Em algum lugar do passado, limpar grãos de paus e pedras passou a ser tarefa de mãos mecânicas eficientes. Não ligo e continuo a catar feijões. Gasto nisso um terço de hora. Se por hábito ou desatenção, não sei dizer. Sei que gosto de afundar os dedos no vazio entre os grãos, fazê-los cair do alto e escarafunchar imperfeições. Hoje encontrei um grão sem viço. Um grão solitário em meio aos outros, pretos e brilhantes, alegres até, prontos a cumprirem o destino de ser feijão.
Enquanto levanto para lavá-los e colocá-los de molho, penso na lista de compras e repasso mentalmente, Feijão, Arroz, Azeitonas, Alho, Árvore.
A boca diz Árvore sem mais nem menos. A árvore veio de um lugar do passado e caiu dentro da praticidade do meu dia. Surgia na moldura de uma janela de onde pendiam, lado a lado, cortinas transparentes a balançarem ao vento.
Afasto a lembrança e pego lápis e caderno para fazer a lista. A árvore retorna, agora em meio a um nevoeiro. Um dia, na infância, uma árvore seca no céu, na contraluz da manhã. Depois percebi, era a fumaça de uma queimada que parecia uma árvore. Duas imagens reais. A árvore que existia onde havia o vazio e o vazio onde não existia árvore.
Guardei para sempre a lembrança. Era como se um ínfimo grão de mistério, delicado e quase invisível, tivesse me encontrado.
Retornei à lista. Comecei devagar, atenta ao arranhar do lápis, ao circular do ‘a’, ao ondular do til. Sentia-me longe das obrigações. Não que não goste de cuidar da casa. Gosto e, mais ainda, do ir e vir contínuo e repetitivo, do vazio cheio de coisas em que mergulho quando estou imersa nos afazeres domésticos.
É um vazio que posso chamar do que quiser, inclusive de Deus. Nele faço uma espécie de reza, pés e mãos a movimentarem-se pela casa, em oração, a afastarem a angústia. O perigo é o não movimento.
Como acontece com os barcos no mar, eu balançava e ondulava. Na lista de compras entrei, da lista de compras saí
Feijão, Arroz, Azeitonas … A linha não escrita espera. A linha não escrita vive da fé. A linha não escrita mora no vazio. A linha escrita pode ser o que quiser.
6 Comments
Que olhar atento para encontrar poesia até numa lista de compras! Mas sim, são esses momentos de epifania, na vida e na literatura, que agem como breves e intensos relâmpagos de compreensão. “A árvore que existia onde havia o vazio e o vazio onde não existia árvore.” – também eu vou guardar esse mistério.

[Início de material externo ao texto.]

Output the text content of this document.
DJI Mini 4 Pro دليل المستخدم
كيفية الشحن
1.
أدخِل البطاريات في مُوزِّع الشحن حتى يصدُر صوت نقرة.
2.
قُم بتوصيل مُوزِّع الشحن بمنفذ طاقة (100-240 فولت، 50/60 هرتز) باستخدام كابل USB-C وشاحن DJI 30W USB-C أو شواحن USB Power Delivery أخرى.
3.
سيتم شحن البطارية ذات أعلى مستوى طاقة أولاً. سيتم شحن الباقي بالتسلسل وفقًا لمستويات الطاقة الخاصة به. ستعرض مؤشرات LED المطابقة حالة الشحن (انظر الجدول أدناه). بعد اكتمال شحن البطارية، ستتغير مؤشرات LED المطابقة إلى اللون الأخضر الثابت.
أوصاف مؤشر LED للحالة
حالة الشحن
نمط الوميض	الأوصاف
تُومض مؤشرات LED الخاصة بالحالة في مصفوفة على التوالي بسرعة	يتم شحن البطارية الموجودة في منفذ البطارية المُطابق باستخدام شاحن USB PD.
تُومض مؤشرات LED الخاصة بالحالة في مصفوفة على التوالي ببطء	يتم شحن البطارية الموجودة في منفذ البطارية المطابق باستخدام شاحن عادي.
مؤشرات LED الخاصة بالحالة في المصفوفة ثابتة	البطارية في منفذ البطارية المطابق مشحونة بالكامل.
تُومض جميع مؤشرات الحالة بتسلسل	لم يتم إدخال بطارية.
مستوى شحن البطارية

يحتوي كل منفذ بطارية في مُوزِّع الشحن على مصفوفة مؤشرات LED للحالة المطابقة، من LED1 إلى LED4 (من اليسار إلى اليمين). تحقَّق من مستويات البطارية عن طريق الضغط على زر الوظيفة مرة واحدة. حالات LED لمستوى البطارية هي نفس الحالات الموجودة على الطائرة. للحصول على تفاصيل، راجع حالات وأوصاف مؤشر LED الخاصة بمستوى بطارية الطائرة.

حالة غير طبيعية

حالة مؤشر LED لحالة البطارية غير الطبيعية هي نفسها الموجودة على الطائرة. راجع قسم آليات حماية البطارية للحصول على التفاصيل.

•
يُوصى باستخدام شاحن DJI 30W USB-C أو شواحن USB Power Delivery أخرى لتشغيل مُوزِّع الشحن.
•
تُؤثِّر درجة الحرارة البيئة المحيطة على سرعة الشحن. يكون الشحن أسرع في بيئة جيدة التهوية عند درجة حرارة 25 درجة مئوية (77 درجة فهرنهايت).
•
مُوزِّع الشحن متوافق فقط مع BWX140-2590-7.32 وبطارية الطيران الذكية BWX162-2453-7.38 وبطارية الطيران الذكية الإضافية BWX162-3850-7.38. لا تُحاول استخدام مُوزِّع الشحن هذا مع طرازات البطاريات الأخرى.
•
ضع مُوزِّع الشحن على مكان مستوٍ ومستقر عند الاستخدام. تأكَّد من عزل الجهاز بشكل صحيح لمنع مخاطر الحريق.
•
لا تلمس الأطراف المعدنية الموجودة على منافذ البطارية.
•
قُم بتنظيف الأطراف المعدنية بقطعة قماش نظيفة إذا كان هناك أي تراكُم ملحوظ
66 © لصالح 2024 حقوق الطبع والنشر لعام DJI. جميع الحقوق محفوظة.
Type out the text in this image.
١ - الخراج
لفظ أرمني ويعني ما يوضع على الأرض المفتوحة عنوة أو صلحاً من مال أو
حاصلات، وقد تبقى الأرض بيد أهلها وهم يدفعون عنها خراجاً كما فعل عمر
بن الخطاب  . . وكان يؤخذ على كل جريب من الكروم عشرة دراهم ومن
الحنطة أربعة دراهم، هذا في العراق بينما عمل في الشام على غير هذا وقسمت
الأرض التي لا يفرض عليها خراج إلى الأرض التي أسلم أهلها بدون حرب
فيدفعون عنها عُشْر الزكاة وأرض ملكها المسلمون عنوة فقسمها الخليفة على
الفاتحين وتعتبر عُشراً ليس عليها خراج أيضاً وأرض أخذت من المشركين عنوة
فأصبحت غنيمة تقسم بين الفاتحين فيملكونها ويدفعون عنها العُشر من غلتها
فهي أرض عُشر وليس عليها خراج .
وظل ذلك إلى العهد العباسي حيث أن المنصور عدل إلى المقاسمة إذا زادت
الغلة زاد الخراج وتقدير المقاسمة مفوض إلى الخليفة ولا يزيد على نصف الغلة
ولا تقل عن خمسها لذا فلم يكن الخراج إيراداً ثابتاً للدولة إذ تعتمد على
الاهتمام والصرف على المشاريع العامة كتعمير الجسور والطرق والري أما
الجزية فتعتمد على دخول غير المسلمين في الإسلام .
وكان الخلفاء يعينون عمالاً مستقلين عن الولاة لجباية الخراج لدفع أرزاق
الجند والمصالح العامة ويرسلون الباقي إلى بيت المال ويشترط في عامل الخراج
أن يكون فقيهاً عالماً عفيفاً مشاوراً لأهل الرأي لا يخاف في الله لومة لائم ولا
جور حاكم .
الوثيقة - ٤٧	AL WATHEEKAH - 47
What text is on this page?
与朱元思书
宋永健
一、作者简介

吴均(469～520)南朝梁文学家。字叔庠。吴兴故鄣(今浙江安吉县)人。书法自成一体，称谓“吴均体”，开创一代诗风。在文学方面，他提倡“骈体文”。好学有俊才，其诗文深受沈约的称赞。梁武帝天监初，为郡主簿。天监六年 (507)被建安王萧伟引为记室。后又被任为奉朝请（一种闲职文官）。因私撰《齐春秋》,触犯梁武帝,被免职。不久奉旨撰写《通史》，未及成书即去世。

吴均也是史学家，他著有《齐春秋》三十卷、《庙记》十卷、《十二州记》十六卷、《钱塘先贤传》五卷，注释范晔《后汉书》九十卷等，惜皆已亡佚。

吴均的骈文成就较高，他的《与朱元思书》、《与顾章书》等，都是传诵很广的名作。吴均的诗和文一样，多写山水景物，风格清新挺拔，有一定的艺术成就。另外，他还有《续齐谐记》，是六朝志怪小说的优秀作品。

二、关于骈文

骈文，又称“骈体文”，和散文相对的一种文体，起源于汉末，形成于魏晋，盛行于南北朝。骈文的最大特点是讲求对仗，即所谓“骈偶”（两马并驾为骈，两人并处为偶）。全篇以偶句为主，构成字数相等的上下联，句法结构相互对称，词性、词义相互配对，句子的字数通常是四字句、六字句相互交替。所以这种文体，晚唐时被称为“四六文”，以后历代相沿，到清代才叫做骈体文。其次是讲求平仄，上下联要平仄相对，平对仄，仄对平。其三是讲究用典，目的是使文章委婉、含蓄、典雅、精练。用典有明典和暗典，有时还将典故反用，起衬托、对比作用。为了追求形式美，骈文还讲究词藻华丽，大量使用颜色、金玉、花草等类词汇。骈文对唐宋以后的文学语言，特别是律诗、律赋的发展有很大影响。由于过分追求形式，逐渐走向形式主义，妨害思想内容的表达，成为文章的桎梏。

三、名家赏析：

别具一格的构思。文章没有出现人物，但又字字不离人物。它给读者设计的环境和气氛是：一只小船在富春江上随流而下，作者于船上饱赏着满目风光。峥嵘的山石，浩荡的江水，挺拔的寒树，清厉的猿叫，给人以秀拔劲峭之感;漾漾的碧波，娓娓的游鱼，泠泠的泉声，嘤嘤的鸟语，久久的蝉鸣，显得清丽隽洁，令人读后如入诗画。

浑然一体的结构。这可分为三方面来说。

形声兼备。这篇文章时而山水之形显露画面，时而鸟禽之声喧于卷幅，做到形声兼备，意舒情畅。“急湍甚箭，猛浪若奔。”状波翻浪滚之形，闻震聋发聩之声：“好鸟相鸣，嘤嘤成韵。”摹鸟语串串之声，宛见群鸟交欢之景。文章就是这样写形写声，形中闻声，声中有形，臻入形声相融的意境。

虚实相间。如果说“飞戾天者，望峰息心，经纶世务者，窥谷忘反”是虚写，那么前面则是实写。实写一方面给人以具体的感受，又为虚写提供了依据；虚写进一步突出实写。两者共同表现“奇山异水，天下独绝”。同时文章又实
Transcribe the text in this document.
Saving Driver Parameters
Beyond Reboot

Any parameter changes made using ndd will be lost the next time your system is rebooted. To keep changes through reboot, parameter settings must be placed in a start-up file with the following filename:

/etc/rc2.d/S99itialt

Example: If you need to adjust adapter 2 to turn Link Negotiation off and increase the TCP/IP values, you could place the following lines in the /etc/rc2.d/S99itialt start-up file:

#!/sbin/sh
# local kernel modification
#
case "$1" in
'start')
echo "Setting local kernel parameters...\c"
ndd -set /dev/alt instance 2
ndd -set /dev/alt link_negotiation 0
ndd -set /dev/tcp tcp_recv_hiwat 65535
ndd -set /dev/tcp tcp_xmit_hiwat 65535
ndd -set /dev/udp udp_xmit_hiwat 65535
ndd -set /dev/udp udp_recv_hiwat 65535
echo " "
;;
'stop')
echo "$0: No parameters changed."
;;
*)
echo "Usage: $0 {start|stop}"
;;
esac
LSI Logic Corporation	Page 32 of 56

É bem assim, na simplicidade de nossos momentos que o pensamento voa. Feijão escorregando pelos dedos, arvore nascendo no pensamento e sento plantada no papel.
Puro momento de fé! Na vida, na simplicidade da vida, na entrega aos pensamentos e na poesia – essa linda companheira que nos embala.
O perigo é mesmo o não-movimento! A inércia, o conformismo, a entrega covarde. A mesmice total. Você vai do concreto- do feijão à azeoitona.-ao abstrato, depois volta ao concreto.
Interessante essa perspectiva.
Oi Eliana! Voltei a nossa infância quando você fez referência a tua árvore. Lembrei-me daquele esqueleto de árvore queimado imponente a beira do morro e da estrada que ali permaneceu por muitos e muitos anos. E ao fundo e no alto a pedra peão que completava a paisagem produzindo um quadro perfeito de tanta beleza. Apesar de ter sido castigada pelo fogo ali insistia em nós brindar com sua resistência, fazendo parte de nossas vidas!
Parabéns, minha irmã!
Havia esquecido totalmente do esqueleto de árvore, presença constante na paisagem de nossa infância. Embora a história seja inventada, é possível que imagens vindas do inconsciente façam parte de sua construção. Obrigada pelo comentário e pela lembrança.
Deus, o ser dos espaços entre os movimentos. Ou o próprio movimentonem si. Aquele vazio que é preechido, apesar de vazio. A árvore que preenche o vazio do que não está lá.
Amei as irmagens, a narrativa e a reflexão. Narrativa que nos conduz num zigue-zague entre o ser e o existir.